As a rule, I find all of BlüFish’s rolls insipidly bland. The shitake maki features sweet shitake with sesame seeds but the roll as a package has little depth as you taste nothing beyond the mushrooms. A greater mix of sesame seeds would add another dimension to the roll. The Philadelphia roll comes with cucumber, cream cheese and smoked salmon. Smoked salmon with cream cheese is a classic combination but BlüFish overuses the cheese and skimps on the salmon; you end up tasting too much of the cheese and not enough of the fish (which is what most sushi eaters want). A sliver of cucumber would add a nice texture contrast to the dish but the oversized slice imparted a cucumber taste that gets in the way of the salmon-cheese combination. The dynamite roll (tempura shrimp, mayo, avocado and tobiko) is the best of the rolls we sampled, although again, there's nothing outstanding about this dish. As a generalisation, I notice that BlüFish overuses the cucumber ingredient. For rolls with cucumber, the cucumber imparts a contrasting texture to the roll, without affecting the nature of its taste. For every roll, the oversized cucumber component imparts a dominating flavour, which masks the other flavours of the roll. Simply cutting back on the cucumber and increasing the mayo will improve BlüFish’s rolls immensely.

While BlüFish’s rolls taste pedestrian, I have high hopes for the nigiri (pieces of fish on rice) as BlüFish is very generous with their portion sizes. Many sushi restaurants skimp on the portions of fish and boost the portions of their rice in the nigiri (for obvious reasons). The hokkigai nigiri tastes crunchy and rich—very nice, although I’ve yet to encounter a sushi restaurant that mis-prepares hokkigai. Hamachi (yellowtail tuna) is a different story though as this is one of the most finicky selections available. Unless the hamachi is absolutely fresh, it will smell and taste disturbingly fishy. BlüFish passes this critical test. The sake (salmon) nigiri tastes equally pleasant—short of outstanding but more than adequate. The unagi (freshwater eel) always comes cooked and often in a barbecue sauce. BlüFish’s unagi tastes bland and flavourless; the barbecue sauce, while evident on the fish, is tasteless and virtually non-existent. The could well be the worst unagi I ever tasted.
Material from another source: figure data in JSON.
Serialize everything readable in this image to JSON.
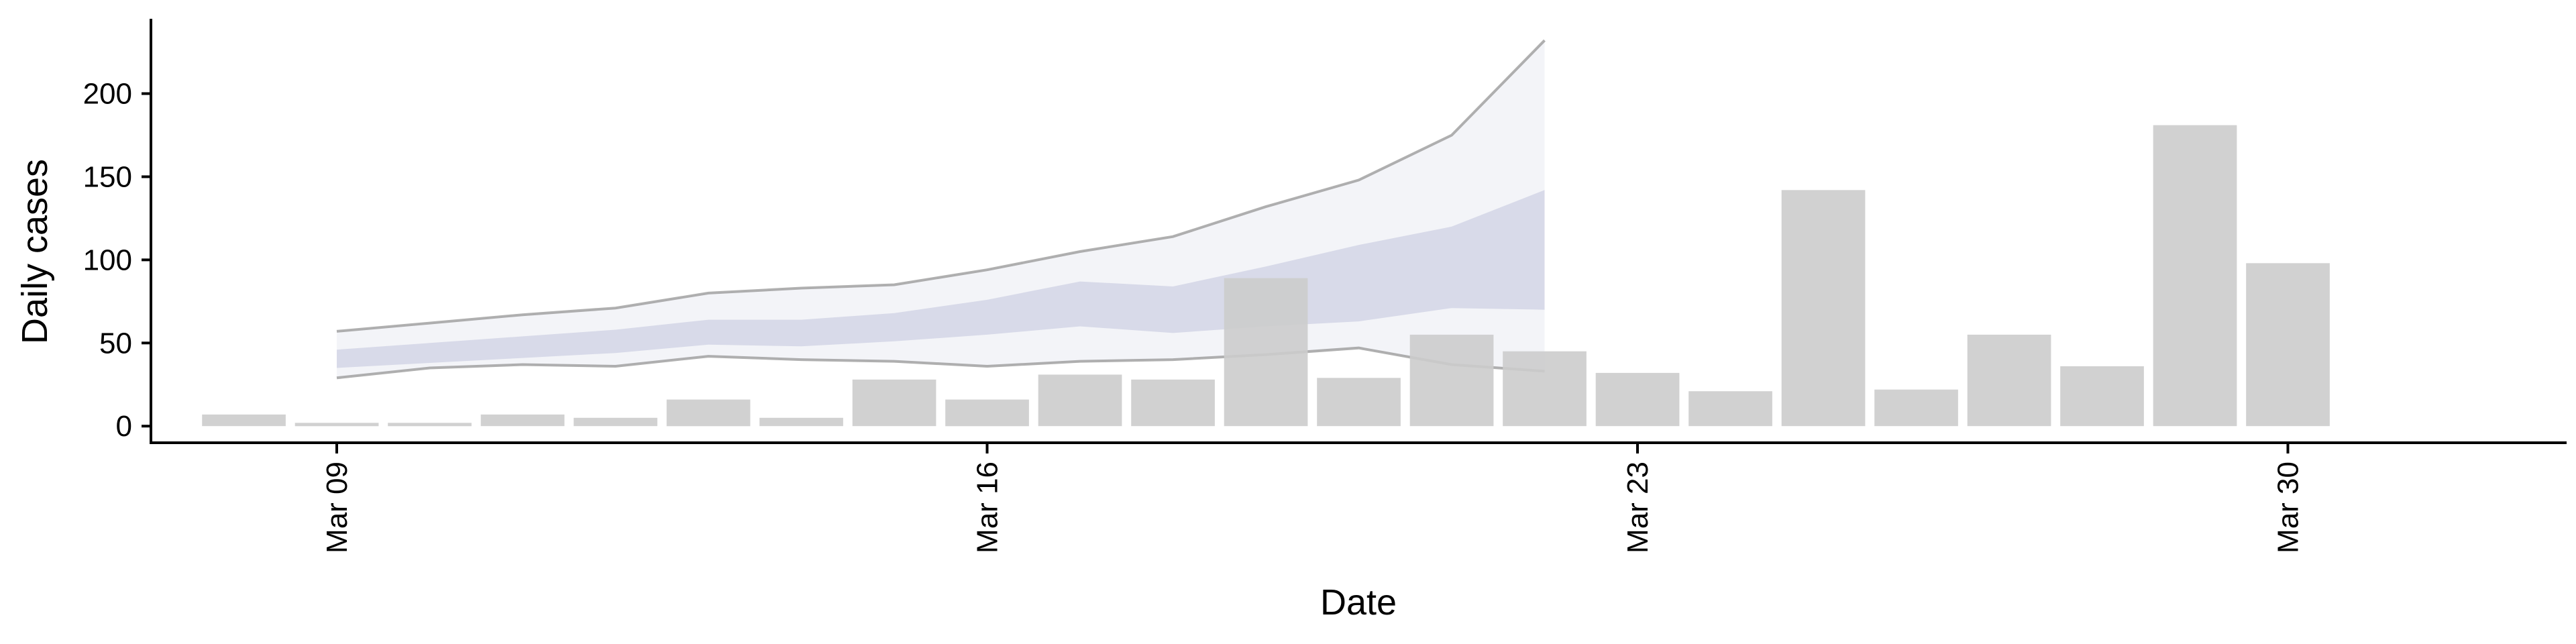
{
  "chart_data": {
    "type": "bar",
    "xlabel": "Date",
    "ylabel": "Daily cases",
    "ylim": [
      -10,
      245
    ],
    "xlim": [
      "2020-03-07",
      "2020-04-02"
    ],
    "yticks": [
      0,
      50,
      100,
      150,
      200
    ],
    "xticks": [
      {
        "date": "2020-03-09",
        "label": "Mar 09"
      },
      {
        "date": "2020-03-16",
        "label": "Mar 16"
      },
      {
        "date": "2020-03-23",
        "label": "Mar 23"
      },
      {
        "date": "2020-03-30",
        "label": "Mar 30"
      }
    ],
    "grid": false,
    "legend": "none",
    "bars": [
      {
        "date": "2020-03-08",
        "value": 7
      },
      {
        "date": "2020-03-09",
        "value": 2
      },
      {
        "date": "2020-03-10",
        "value": 2
      },
      {
        "date": "2020-03-11",
        "value": 7
      },
      {
        "date": "2020-03-12",
        "value": 5
      },
      {
        "date": "2020-03-13",
        "value": 16
      },
      {
        "date": "2020-03-14",
        "value": 5
      },
      {
        "date": "2020-03-15",
        "value": 28
      },
      {
        "date": "2020-03-16",
        "value": 16
      },
      {
        "date": "2020-03-17",
        "value": 31
      },
      {
        "date": "2020-03-18",
        "value": 28
      },
      {
        "date": "2020-03-19",
        "value": 89
      },
      {
        "date": "2020-03-20",
        "value": 29
      },
      {
        "date": "2020-03-21",
        "value": 55
      },
      {
        "date": "2020-03-22",
        "value": 45
      },
      {
        "date": "2020-03-23",
        "value": 32
      },
      {
        "date": "2020-03-24",
        "value": 21
      },
      {
        "date": "2020-03-25",
        "value": 142
      },
      {
        "date": "2020-03-26",
        "value": 22
      },
      {
        "date": "2020-03-27",
        "value": 55
      },
      {
        "date": "2020-03-28",
        "value": 36
      },
      {
        "date": "2020-03-29",
        "value": 181
      },
      {
        "date": "2020-03-30",
        "value": 98
      }
    ],
    "estimate": [
      {
        "date": "2020-03-09",
        "outer_low": 29,
        "outer_high": 57,
        "inner_low": 35,
        "inner_high": 46
      },
      {
        "date": "2020-03-10",
        "outer_low": 35,
        "outer_high": 62,
        "inner_low": 38,
        "inner_high": 50
      },
      {
        "date": "2020-03-11",
        "outer_low": 37,
        "outer_high": 67,
        "inner_low": 41,
        "inner_high": 54
      },
      {
        "date": "2020-03-12",
        "outer_low": 36,
        "outer_high": 71,
        "inner_low": 44,
        "inner_high": 58
      },
      {
        "date": "2020-03-13",
        "outer_low": 42,
        "outer_high": 80,
        "inner_low": 49,
        "inner_high": 64
      },
      {
        "date": "2020-03-14",
        "outer_low": 40,
        "outer_high": 83,
        "inner_low": 48,
        "inner_high": 64
      },
      {
        "date": "2020-03-15",
        "outer_low": 39,
        "outer_high": 85,
        "inner_low": 51,
        "inner_high": 68
      },
      {
        "date": "2020-03-16",
        "outer_low": 36,
        "outer_high": 94,
        "inner_low": 55,
        "inner_high": 76
      },
      {
        "date": "2020-03-17",
        "outer_low": 39,
        "outer_high": 105,
        "inner_low": 60,
        "inner_high": 87
      },
      {
        "date": "2020-03-18",
        "outer_low": 40,
        "outer_high": 114,
        "inner_low": 56,
        "inner_high": 84
      },
      {
        "date": "2020-03-19",
        "outer_low": 43,
        "outer_high": 132,
        "inner_low": 60,
        "inner_high": 96
      },
      {
        "date": "2020-03-20",
        "outer_low": 47,
        "outer_high": 148,
        "inner_low": 63,
        "inner_high": 109
      },
      {
        "date": "2020-03-21",
        "outer_low": 37,
        "outer_high": 175,
        "inner_low": 71,
        "inner_high": 120
      },
      {
        "date": "2020-03-22",
        "outer_low": 33,
        "outer_high": 232,
        "inner_low": 70,
        "inner_high": 142
      }
    ],
    "colors": {
      "bar": "#cccccc",
      "outer_band": "#e9ebf2",
      "inner_band": "#c9cde0",
      "band_edge": "#8f8f8f",
      "axis": "#000000"
    }
  }
}
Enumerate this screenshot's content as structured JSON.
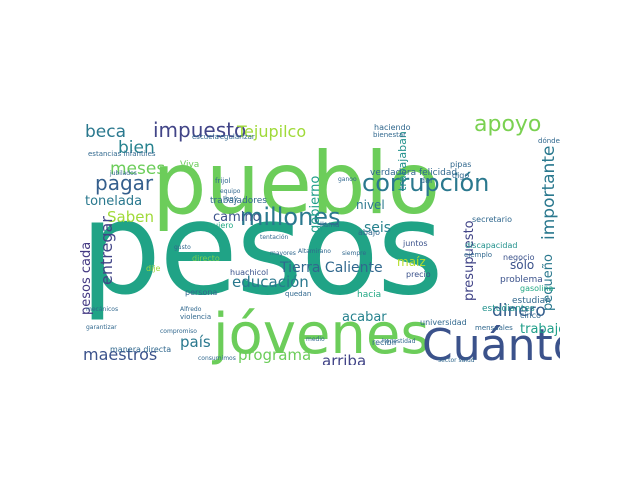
{
  "cloud": {
    "words": [
      {
        "t": "pesos",
        "c": "#20a386"
      },
      {
        "t": "pueblo",
        "c": "#6ccd5a"
      },
      {
        "t": "jóvenes",
        "c": "#6ccd5a"
      },
      {
        "t": "Cuánto",
        "c": "#3b528b"
      },
      {
        "t": "millones",
        "c": "#2a788e"
      },
      {
        "t": "corrupción",
        "c": "#2a788e"
      },
      {
        "t": "apoyo",
        "c": "#7ad151"
      },
      {
        "t": "impuesto",
        "c": "#414487"
      },
      {
        "t": "Tejupilco",
        "c": "#a0da39"
      },
      {
        "t": "pagar",
        "c": "#355f8d"
      },
      {
        "t": "meses",
        "c": "#6ccd5a"
      },
      {
        "t": "beca",
        "c": "#2a788e"
      },
      {
        "t": "bien",
        "c": "#26828e"
      },
      {
        "t": "Saben",
        "c": "#a0da39"
      },
      {
        "t": "tonelada",
        "c": "#2a788e"
      },
      {
        "t": "entregar",
        "c": "#414487"
      },
      {
        "t": "pesos cada",
        "c": "#443983"
      },
      {
        "t": "maestros",
        "c": "#3b528b"
      },
      {
        "t": "país",
        "c": "#2a788e"
      },
      {
        "t": "programa",
        "c": "#6ccd5a"
      },
      {
        "t": "arriba",
        "c": "#414487"
      },
      {
        "t": "educación",
        "c": "#2a788e"
      },
      {
        "t": "Tierra Caliente",
        "c": "#31688e"
      },
      {
        "t": "dinero",
        "c": "#355f8d"
      },
      {
        "t": "trabajo",
        "c": "#1f9e89"
      },
      {
        "t": "maíz",
        "c": "#b5de2b"
      },
      {
        "t": "acabar",
        "c": "#26828e"
      },
      {
        "t": "seis",
        "c": "#26828e"
      },
      {
        "t": "nivel",
        "c": "#2a788e"
      },
      {
        "t": "camino",
        "c": "#3b528b"
      },
      {
        "t": "importante",
        "c": "#2a788e"
      },
      {
        "t": "gobierno",
        "c": "#1f9e89"
      },
      {
        "t": "presupuesto",
        "c": "#414487"
      },
      {
        "t": "pequeño",
        "c": "#2a788e"
      },
      {
        "t": "sólo",
        "c": "#3b528b"
      },
      {
        "t": "trabajaban",
        "c": "#21918c"
      },
      {
        "t": "haciendo",
        "c": "#31688e"
      },
      {
        "t": "Viva",
        "c": "#6ccd5a"
      },
      {
        "t": "trabajadores",
        "c": "#31688e"
      },
      {
        "t": "quiero",
        "c": "#22a884"
      },
      {
        "t": "quedan",
        "c": "#31688e"
      },
      {
        "t": "persona",
        "c": "#31688e"
      },
      {
        "t": "huachicol",
        "c": "#3b528b"
      },
      {
        "t": "directo",
        "c": "#7ad151"
      },
      {
        "t": "dije",
        "c": "#a0da39"
      },
      {
        "t": "hacia",
        "c": "#22a884"
      },
      {
        "t": "juntos",
        "c": "#3b528b"
      },
      {
        "t": "precio",
        "c": "#3b528b"
      },
      {
        "t": "estudiantes",
        "c": "#21918c"
      },
      {
        "t": "estudian",
        "c": "#31688e"
      },
      {
        "t": "negocio",
        "c": "#3b528b"
      },
      {
        "t": "problema",
        "c": "#3b528b"
      },
      {
        "t": "secretario",
        "c": "#31688e"
      },
      {
        "t": "verdadera felicidad",
        "c": "#31688e"
      },
      {
        "t": "discapacidad",
        "c": "#21918c"
      },
      {
        "t": "gasolina",
        "c": "#22a884"
      },
      {
        "t": "universidad",
        "c": "#31688e"
      },
      {
        "t": "mensuales",
        "c": "#31688e"
      },
      {
        "t": "cinco",
        "c": "#31688e"
      },
      {
        "t": "recibir",
        "c": "#31688e"
      },
      {
        "t": "sector salud",
        "c": "#31688e"
      },
      {
        "t": "manera directa",
        "c": "#31688e"
      },
      {
        "t": "consumimos",
        "c": "#31688e"
      },
      {
        "t": "medio",
        "c": "#31688e"
      },
      {
        "t": "regularizar",
        "c": "#31688e"
      },
      {
        "t": "escuela",
        "c": "#31688e"
      },
      {
        "t": "estancias infantiles",
        "c": "#31688e"
      },
      {
        "t": "jubilados",
        "c": "#31688e"
      },
      {
        "t": "frijol",
        "c": "#31688e"
      },
      {
        "t": "equipo",
        "c": "#31688e"
      },
      {
        "t": "hoy",
        "c": "#31688e"
      },
      {
        "t": "pipas",
        "c": "#31688e"
      },
      {
        "t": "digo",
        "c": "#31688e"
      },
      {
        "t": "dar",
        "c": "#31688e"
      },
      {
        "t": "bienestar",
        "c": "#31688e"
      },
      {
        "t": "ganoo",
        "c": "#31688e"
      },
      {
        "t": "abajo",
        "c": "#31688e"
      },
      {
        "t": "llama",
        "c": "#31688e"
      },
      {
        "t": "mayores",
        "c": "#31688e"
      },
      {
        "t": "Altamirano",
        "c": "#31688e"
      },
      {
        "t": "siempre",
        "c": "#31688e"
      },
      {
        "t": "honestidad",
        "c": "#31688e"
      },
      {
        "t": "compromiso",
        "c": "#31688e"
      },
      {
        "t": "violencia",
        "c": "#31688e"
      },
      {
        "t": "Alfredo",
        "c": "#31688e"
      },
      {
        "t": "garantizar",
        "c": "#31688e"
      },
      {
        "t": "mecánicos",
        "c": "#31688e"
      },
      {
        "t": "gusto",
        "c": "#31688e"
      },
      {
        "t": "tentación",
        "c": "#31688e"
      },
      {
        "t": "ejemplo",
        "c": "#31688e"
      },
      {
        "t": "dónde",
        "c": "#31688e"
      }
    ]
  }
}
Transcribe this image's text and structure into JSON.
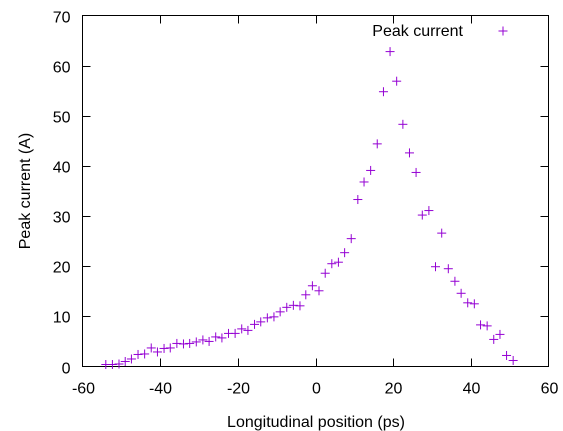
{
  "chart_data": {
    "type": "scatter",
    "title": "",
    "xlabel": "Longitudinal position (ps)",
    "ylabel": "Peak current (A)",
    "xlim": [
      -60,
      60
    ],
    "ylim": [
      0,
      70
    ],
    "x_ticks": [
      -60,
      -40,
      -20,
      0,
      20,
      40,
      60
    ],
    "y_ticks": [
      0,
      10,
      20,
      30,
      40,
      50,
      60,
      70
    ],
    "grid": false,
    "legend_position": "top-right",
    "marker": "+",
    "color": "#9400d3",
    "series": [
      {
        "name": "Peak current",
        "points": [
          [
            -54,
            0.4
          ],
          [
            -52.3,
            0.4
          ],
          [
            -50.6,
            0.5
          ],
          [
            -49.0,
            1.0
          ],
          [
            -47.4,
            1.5
          ],
          [
            -45.7,
            2.4
          ],
          [
            -44.0,
            2.5
          ],
          [
            -42.3,
            3.7
          ],
          [
            -40.7,
            2.9
          ],
          [
            -39.0,
            3.6
          ],
          [
            -37.4,
            3.7
          ],
          [
            -35.7,
            4.6
          ],
          [
            -34.0,
            4.5
          ],
          [
            -32.4,
            4.6
          ],
          [
            -30.7,
            4.9
          ],
          [
            -29.0,
            5.3
          ],
          [
            -27.4,
            5.0
          ],
          [
            -25.7,
            5.9
          ],
          [
            -24.1,
            5.7
          ],
          [
            -22.4,
            6.6
          ],
          [
            -20.7,
            6.6
          ],
          [
            -19.0,
            7.5
          ],
          [
            -17.4,
            7.2
          ],
          [
            -15.7,
            8.4
          ],
          [
            -14.1,
            8.9
          ],
          [
            -12.4,
            9.7
          ],
          [
            -10.7,
            9.9
          ],
          [
            -9.1,
            10.9
          ],
          [
            -7.4,
            11.8
          ],
          [
            -5.7,
            12.2
          ],
          [
            -4.0,
            12.1
          ],
          [
            -2.5,
            14.3
          ],
          [
            -0.8,
            16.1
          ],
          [
            0.9,
            15.1
          ],
          [
            2.5,
            18.6
          ],
          [
            4.2,
            20.5
          ],
          [
            5.9,
            20.8
          ],
          [
            7.5,
            22.7
          ],
          [
            9.2,
            25.5
          ],
          [
            10.9,
            33.3
          ],
          [
            12.5,
            36.8
          ],
          [
            14.2,
            39.1
          ],
          [
            15.9,
            44.4
          ],
          [
            17.5,
            54.8
          ],
          [
            19.2,
            62.8
          ],
          [
            20.9,
            56.9
          ],
          [
            22.5,
            48.3
          ],
          [
            24.2,
            42.6
          ],
          [
            25.9,
            38.7
          ],
          [
            27.5,
            30.2
          ],
          [
            29.2,
            31.1
          ],
          [
            30.9,
            19.9
          ],
          [
            32.5,
            26.6
          ],
          [
            34.2,
            19.5
          ],
          [
            35.9,
            17.0
          ],
          [
            37.5,
            14.6
          ],
          [
            39.2,
            12.7
          ],
          [
            40.9,
            12.5
          ],
          [
            42.5,
            8.3
          ],
          [
            44.2,
            8.1
          ],
          [
            45.9,
            5.4
          ],
          [
            47.5,
            6.4
          ],
          [
            49.2,
            2.2
          ],
          [
            50.9,
            1.2
          ]
        ]
      }
    ]
  }
}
With every sushi meal, I like to order one (at least) serving of sashimi. Fish in the sashimi form forgoes all of the accompaniments and comes sliced into bite-sized pieces. The amount varies between restaurants; I experienced as little as three pieces of fish and as much as a half pound. For the sashimi, I order one of my favourite fishes—toro, or fatty tuna. The toro comes from the underside of the tuna (usually bluefin) where the meat is much fatter in content than the rest of the fish. The toro further breaks into two categories of fatness but I have not yet encountered a restaurant in Winnipeg that sets the two apart. The leaner of the toro (chutoro) comes as a solid, whitish, milky coloured meat with a pinkish tinge. The fattier of the toro (otoro) appears flaky and segmented, ready to fall apart and melt in your mouth. The sashimi from BlüFish features six strips, three of which comes from the chutoro section and three from the otoro section. Both taste exquisite. Bravo.

Although BlüFish has some problems with its food preparation and proportions, I have no doubt that this restaurant only seeks the freshest of ingredients. The beautiful fish forces the diner to quickly to forget that the rolls are less than perfect. BlüFish does not crack the top tier of Winnipeg’s great sushi houses but it is a competent and acceptable place to come for a pleasing round of Japanese foods—stick with the fish and you’ll be happier for it. Isn’t that the best part of sushi anyway?